My pbs script for the cluster looks something like this:

#!/bin/bash
# request resources:
#PBS -l nodes=2:ppn=8
#PBS -l walltime=00:30:00
module add languages/R-3.3.3-ATLAS
export PBS_O_WORKDIR="/panfs/panasas01/gely/xxxxxxx/workingdirectory"
# on compute node, change directory to 'submission directory':
cd $PBS_O_WORKDIR

# run your program and time it:
time Rscript ./R_script.R
2

2 Answers

1
votes

I'd like to suggest that you look into batchtools package. It provides methods for interacting with TORQUE / PBS from R.

If you're ok to use it's predecessor BatchJobs for a while, I'd also recommend to try that and when you understand how that works, look into the doFuture foreach adaptor. This will allow you to use the future.BatchJobs package. This combination of doFuture, future.BatchJobs, and BatchJobs allows you do everything from within R and you don't have to worry about creating temporary R scripts etc. (Disclaimer: I'm the author of both).

Example what it'll look like when you've got it set up:

## Tell foreach to use futures
library("doFuture")
registerDoFuture()

## Tell futures to use TORQUE / PBS with help from BatchJobs
library("future.BatchJobs")
plan(batchjobs_torque)

and then you use:

res <- foreach(i = 1:100) %dopar% {
  my_function(pathname[i], arg1, arg2)
}

This will evaluate each iteration in a separate PBS job, i.e. you'll see 100 jobs added to the queue.

The future.BatchJobs vignettes have more examples and info.

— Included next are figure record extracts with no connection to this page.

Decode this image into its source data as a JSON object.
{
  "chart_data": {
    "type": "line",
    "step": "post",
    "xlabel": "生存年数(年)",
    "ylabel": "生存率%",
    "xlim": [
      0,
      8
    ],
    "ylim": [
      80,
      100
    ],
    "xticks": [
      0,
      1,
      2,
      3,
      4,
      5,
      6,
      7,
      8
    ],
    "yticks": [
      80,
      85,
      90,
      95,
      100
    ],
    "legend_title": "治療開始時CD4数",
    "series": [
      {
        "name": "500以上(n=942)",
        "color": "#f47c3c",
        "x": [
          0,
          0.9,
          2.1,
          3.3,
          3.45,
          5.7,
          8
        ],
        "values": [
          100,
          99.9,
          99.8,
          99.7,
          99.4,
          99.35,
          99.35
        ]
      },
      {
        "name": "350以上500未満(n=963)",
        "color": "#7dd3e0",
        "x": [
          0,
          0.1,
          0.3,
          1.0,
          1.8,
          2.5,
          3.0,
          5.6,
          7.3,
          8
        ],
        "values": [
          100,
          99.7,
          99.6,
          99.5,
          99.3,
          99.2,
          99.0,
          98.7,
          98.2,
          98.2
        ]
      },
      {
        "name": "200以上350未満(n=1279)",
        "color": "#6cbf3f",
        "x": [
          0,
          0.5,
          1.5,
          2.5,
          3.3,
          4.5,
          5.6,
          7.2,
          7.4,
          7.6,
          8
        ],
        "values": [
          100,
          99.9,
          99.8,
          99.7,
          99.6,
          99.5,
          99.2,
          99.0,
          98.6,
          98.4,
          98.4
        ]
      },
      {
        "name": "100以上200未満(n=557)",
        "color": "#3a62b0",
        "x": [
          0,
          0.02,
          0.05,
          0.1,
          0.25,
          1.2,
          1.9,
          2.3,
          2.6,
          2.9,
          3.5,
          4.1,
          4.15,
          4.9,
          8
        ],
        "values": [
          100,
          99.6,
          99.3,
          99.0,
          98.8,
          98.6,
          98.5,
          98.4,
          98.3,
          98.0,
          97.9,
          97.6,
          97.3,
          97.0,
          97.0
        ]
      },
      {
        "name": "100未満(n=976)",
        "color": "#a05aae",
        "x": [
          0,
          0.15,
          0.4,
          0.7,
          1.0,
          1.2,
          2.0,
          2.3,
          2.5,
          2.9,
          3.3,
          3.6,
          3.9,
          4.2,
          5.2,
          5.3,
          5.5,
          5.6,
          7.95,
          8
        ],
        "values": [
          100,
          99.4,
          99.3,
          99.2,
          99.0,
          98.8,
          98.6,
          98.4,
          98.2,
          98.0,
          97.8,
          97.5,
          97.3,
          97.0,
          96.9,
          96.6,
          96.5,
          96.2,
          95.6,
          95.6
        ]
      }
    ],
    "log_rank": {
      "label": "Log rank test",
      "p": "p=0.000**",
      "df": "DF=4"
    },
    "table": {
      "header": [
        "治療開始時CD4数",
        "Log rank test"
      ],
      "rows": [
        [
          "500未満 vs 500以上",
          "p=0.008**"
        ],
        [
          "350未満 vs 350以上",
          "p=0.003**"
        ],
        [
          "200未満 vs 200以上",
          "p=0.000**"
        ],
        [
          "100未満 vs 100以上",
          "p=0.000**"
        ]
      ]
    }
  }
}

UPDATE 2017-07-30: The future.batchtools package is on CRAN since May 2017. This package is now recommended over future.BatchJobs. The usage is very similar to the above, e.g. instead of plan(batchjobs_torque) you now use plan(batchtools_torque).

0
votes

Problem solved: I made a mistake: The external program is actually NOT running - I misinterpreted the log file. The reason for the external program to not run is that the subfolder (containing the necessary input data) is not found. It seems that the cluster defaults to the user directory instead of the working directory specified in the pbs submission script. This behaviour is different from clusters created with doParallel, which do indeed recognize the working directory. The problem is therefore solved by just adding the relative path to working directory and subfolder in the R script, i. e. ./workingdirectory/mysubfolder/ instead of just ./mysubfolder/. Alternatively, you can also use the full path to the folder.